Minha musa

Teu retrato eu adoro, bem mais do que o admiro, mesmo diante da força ortodoxa desses sentimentos milenares que vararam enésimas reencarnações e que me prendem ao teu corpo e à tua alma. Eles, como se fossem meio fosso, meio baú bem fechado, cabem em ti folgadamente, sem que me sejas qualquer prisioneira destes meus caprichos, mas a dona da chave do “front” do meu destino.

És uma doce mulher dona de mim que, só no olhar, me laça e come até a sombra do meu espírito. No centro do teu círculo de poder, estou eu planando sem qualquer risco de queda. Não sei com que magia, apenas com um leve toque dos teus dedos, frenas minha força de homem. Tua voz sabe ser mansa quando me queres ter sozinha e alta quando me queres longe.

Minhas mãos trazem a moldura da tua face que tanto me ensina. Ouço o sino dobrar na igreja da esquina, e não vou até ela porque tu és a minha deusa e nosso culto fa-lo-ei ao teu lado na sombra do vale límpido que nos dá as palavras sinceras que precisamos trocar um com o outro. Não sei como agradecer-lhe os versos que me inspiras pois já são eles tantos e tantos que o poeta que me achou vazio se encheu de mim. Pasto no teu ventre quente porque sou fruto da árvore da tua alma.

Olho para teus olhos e vejo os olhos de minha mãe. O incesto mora longínquo como a inverdade que não escrevo aqui. Apenas lembro a parte salva do teu corpo e lembro a outra toda santa que perdi não faz tanto tempo. O que acho de mãe dentro de ti é o que há flórido naturalmente na tua beleza sacrossanta, tão meiga, tão singela, tão tua, mas roubada por mim em algum rompante de um capricho exaltado. Não posso morrer antes de ti: assim a morte me ferirá duas vezes quando me lembrar da tua dor.
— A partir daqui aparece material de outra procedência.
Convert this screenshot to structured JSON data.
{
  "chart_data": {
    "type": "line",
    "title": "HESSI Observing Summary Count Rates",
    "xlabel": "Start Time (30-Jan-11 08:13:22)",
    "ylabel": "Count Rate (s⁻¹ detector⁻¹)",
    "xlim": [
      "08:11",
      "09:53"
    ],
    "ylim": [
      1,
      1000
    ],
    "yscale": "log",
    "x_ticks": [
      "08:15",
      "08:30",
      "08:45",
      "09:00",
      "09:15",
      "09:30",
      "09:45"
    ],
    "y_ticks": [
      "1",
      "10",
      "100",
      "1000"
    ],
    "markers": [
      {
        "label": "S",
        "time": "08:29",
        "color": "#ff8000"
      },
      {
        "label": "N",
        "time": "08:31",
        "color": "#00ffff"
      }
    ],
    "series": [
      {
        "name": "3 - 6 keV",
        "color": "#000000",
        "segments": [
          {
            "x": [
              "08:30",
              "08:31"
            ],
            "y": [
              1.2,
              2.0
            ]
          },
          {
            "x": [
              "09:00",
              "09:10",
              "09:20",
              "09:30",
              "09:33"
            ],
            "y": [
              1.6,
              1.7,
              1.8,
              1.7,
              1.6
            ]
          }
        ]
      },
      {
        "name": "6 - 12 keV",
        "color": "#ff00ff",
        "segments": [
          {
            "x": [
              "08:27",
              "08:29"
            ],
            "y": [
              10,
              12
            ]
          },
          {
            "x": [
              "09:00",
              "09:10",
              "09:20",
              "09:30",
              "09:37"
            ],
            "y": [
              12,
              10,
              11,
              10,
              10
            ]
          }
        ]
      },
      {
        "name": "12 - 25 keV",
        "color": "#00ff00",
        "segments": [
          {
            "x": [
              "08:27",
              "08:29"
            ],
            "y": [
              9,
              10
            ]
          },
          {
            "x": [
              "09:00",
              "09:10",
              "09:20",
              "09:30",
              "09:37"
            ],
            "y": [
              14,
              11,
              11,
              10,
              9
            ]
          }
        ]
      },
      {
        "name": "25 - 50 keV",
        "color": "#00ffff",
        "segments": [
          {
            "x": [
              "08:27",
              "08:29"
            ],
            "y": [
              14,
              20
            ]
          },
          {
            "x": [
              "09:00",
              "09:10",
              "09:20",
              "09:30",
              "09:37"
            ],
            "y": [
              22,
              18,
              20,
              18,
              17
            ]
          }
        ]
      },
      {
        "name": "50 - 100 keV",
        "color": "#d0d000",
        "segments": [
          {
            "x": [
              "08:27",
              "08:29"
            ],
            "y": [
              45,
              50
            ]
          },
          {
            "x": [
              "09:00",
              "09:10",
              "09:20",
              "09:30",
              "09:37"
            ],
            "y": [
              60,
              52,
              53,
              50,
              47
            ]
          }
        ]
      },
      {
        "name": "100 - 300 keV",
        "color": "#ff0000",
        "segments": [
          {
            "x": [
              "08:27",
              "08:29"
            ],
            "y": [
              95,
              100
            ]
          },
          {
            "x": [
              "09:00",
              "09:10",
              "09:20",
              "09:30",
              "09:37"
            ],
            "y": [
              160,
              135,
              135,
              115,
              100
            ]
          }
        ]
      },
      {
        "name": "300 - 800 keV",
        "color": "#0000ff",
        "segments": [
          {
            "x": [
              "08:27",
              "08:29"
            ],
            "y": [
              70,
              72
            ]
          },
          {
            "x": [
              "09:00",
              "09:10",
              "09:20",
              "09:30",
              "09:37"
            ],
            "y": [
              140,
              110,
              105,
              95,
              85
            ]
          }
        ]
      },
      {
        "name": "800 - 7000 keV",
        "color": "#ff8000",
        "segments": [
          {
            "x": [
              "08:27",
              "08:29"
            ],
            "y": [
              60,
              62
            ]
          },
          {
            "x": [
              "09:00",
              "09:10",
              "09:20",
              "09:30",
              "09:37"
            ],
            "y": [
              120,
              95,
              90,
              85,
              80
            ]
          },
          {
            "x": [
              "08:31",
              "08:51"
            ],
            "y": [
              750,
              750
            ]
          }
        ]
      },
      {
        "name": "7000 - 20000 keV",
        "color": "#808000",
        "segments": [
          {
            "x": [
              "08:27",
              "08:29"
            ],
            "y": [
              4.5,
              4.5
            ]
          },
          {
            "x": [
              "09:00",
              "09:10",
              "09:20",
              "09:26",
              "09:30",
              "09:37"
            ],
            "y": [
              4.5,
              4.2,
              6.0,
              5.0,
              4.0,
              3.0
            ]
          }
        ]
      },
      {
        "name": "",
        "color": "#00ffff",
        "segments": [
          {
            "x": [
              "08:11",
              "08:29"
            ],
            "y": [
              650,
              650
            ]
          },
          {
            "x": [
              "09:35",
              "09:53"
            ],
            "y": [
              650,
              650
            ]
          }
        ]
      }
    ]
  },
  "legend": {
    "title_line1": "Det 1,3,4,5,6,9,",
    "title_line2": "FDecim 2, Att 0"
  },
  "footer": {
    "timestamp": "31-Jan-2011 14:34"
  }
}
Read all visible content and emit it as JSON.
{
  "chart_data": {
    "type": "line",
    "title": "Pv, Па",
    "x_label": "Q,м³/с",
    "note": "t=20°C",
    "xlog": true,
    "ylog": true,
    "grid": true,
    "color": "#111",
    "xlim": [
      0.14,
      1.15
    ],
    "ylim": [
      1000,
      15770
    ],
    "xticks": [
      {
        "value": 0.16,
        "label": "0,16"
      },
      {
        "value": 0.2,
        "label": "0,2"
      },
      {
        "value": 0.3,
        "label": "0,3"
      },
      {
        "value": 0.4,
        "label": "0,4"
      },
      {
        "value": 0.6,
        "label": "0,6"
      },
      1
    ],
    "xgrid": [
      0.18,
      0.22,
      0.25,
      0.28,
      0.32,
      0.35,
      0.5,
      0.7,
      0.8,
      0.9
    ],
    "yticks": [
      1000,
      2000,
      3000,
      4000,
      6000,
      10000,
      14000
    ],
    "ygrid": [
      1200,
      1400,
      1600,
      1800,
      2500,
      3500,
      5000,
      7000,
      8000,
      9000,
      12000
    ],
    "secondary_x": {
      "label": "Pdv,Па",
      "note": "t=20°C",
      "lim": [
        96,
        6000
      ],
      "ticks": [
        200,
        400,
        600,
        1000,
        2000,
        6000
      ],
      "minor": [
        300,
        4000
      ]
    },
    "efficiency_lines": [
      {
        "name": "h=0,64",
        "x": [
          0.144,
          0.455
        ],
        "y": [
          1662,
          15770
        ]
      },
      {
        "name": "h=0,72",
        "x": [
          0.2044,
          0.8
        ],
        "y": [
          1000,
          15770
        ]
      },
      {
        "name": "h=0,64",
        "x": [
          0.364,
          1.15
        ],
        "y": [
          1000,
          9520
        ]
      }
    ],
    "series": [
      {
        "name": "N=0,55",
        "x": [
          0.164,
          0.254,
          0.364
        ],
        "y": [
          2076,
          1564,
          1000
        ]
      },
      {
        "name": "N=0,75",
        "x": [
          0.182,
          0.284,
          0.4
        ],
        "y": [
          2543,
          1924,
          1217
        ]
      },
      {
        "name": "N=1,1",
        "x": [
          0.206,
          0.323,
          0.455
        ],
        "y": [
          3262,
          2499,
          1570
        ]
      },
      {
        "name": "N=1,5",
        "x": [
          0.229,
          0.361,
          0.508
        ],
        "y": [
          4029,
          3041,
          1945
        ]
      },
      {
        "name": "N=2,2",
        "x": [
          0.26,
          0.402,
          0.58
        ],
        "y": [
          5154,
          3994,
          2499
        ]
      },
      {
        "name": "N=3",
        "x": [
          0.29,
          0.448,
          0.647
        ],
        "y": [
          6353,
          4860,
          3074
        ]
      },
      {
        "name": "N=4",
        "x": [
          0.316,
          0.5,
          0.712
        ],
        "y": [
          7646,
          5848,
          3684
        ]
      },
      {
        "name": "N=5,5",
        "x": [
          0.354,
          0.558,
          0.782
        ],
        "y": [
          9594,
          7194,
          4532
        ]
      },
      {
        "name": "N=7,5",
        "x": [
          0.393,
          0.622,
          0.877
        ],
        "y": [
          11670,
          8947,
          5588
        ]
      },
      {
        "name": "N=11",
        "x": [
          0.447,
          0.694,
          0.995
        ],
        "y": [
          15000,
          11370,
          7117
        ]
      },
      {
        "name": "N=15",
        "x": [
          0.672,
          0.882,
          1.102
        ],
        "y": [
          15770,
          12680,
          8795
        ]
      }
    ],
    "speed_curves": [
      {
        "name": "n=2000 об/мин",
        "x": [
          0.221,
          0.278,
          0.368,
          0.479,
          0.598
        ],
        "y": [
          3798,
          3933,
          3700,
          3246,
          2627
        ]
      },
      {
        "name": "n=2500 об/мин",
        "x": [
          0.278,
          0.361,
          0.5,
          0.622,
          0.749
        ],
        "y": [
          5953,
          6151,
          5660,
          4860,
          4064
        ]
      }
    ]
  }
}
Nossa estrada é a lousa, onde escrevemos nosso amor cheio de pedras e plumas, mas só nosso, diferente na singularidade de fortes e constantes reencontros. Tua mão risca esta lousa ensinando-me a ser teu somente. Perdão, errei lições na vida que me condenaram até. É por isso que sempre estou a retirar dos teus olhos, os olhos de minha mãe, aquela que se foi e nos deixou a saudade que vez por outra nos traz lágrimas aos olhos.

Meu amor por ti, irrompe de um desejo sagrado. Cheiro tua carne como homem e beijo tua alma como um anjo que, ainda desalado, procura nos tombos dos vôos que dá sua liberdade.

Quando eu te machucar, é no teu colo que quero aprender a me perdoar e te amar bem mais que antes. Tuas costas são os asilos que freqüento e é por isso que te peço para não me esconderes tua face, aquela que tem os olhos que sabem encontrar-me triste e me fazer feliz, porque são laços interessantes que me acham e agradam sempre.

És mais que mulher, uma esposa; mais que esposa, a mãe que descobriste ser; mais que mãe, meu anjo de guarda. Então, já que te fiz MUSA, ama-me também desavisadamente e não me escondas das palavras fortes que teu amor sabe dizer para mim. Teu silêncio quebra-me o estrado, o púlpito, o telhado e as nuvens do céu. Quando eu morrer e reencarnar, promete-me que serás minha de novo, como amiga, como mulher, como Mãe e, acima de tudo, como uma rica e única MUSA, que soube tão bem talhar o claustro deste louco tão livre que mais do que te ama, te adora.